Do you sense the gap between the way things are and the way they should be?
This Advent, I’ve been singing O Holy Night with new fervor:
Long lay the world in sin and error pining
‘Till he appeared and the soul felt its worth.
A thrill of hope the weary world rejoices
For yonder breaks a new and glorious morn!
This song names the tension I feel on a regular basis. Yes, there is hope, but the reality of that hope is only slowly unfolding. And unfortunately, I often sense this gap most within the church.
If you’re familiar with the APEST assessment, I score high in the category of Prophet. This means that God has made me particularly attuned to this tension. I often feel compelled to correct and challenge the status quo, and I have a passion for empowering people to be all that God has made them to be. My biggest leadership challenges are deciding when, if, and how to address the gaps I see.
We who lead in the church have a front-row seat to all God is doing in our congregations. We witness life change, see new relationships form and grow, and celebrate people stepping into leadership. And yet, sometimes church leaders have the clearest view of all the church’s flaws.
As a congregant, I believed women and men were treated equally in the church. When I became a minister, I was startled by how differently I was treated than my male coworkers. This, and other experiences like it, gave me the sense that I was getting a chance to look behind a curtain to see how the cogs of a machine really worked. To be frank, it's not always a beautiful sight.

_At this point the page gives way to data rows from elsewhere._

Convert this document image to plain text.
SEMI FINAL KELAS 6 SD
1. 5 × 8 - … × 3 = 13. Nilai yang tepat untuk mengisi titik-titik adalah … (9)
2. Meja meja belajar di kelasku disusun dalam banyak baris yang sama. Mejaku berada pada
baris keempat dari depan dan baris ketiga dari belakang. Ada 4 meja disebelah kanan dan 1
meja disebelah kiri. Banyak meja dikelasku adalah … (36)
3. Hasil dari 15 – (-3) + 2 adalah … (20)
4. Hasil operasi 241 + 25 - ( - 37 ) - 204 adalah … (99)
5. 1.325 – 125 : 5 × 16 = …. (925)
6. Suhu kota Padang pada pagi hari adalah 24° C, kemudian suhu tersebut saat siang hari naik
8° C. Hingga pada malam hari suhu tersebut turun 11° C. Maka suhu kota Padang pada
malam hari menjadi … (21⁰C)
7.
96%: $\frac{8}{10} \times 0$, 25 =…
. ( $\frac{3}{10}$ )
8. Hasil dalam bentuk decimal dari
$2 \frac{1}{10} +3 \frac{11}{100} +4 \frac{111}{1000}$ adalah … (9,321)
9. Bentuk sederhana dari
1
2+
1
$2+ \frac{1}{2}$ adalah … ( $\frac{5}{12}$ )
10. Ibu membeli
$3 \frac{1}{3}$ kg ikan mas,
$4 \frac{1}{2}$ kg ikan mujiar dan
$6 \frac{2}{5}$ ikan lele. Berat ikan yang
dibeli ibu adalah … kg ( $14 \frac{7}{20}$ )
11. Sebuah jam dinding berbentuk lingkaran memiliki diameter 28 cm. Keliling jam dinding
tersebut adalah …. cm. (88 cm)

We’d love to believe that church leaders are nearly perfect. When we become one, however, we realize that leaders are just people who love God, love the church, and eagerly want to serve. While those are great things, they don’t negate the fact that we’re broken humans in a broken world leading as well as we can in broken circumstances. It's no wonder that the inner workings of our churches are messy at times.
The themes of Advent—waiting, yearning for Christ to reign fully, hungering for heaven—resonate with me in mighty ways. It’s a hard season because it reminds me anew how wide the gap is between the way things are and the way they should be. This gives me two options: get angry, complain, and wallow in disgust—or actively be part of the solution.
As people who love the church and see its potential, we must choose to be part of the solution. Even when it’s hard. Even when each step forward takes us three steps back. Even when it’s nearly impossible to imagine real change taking root.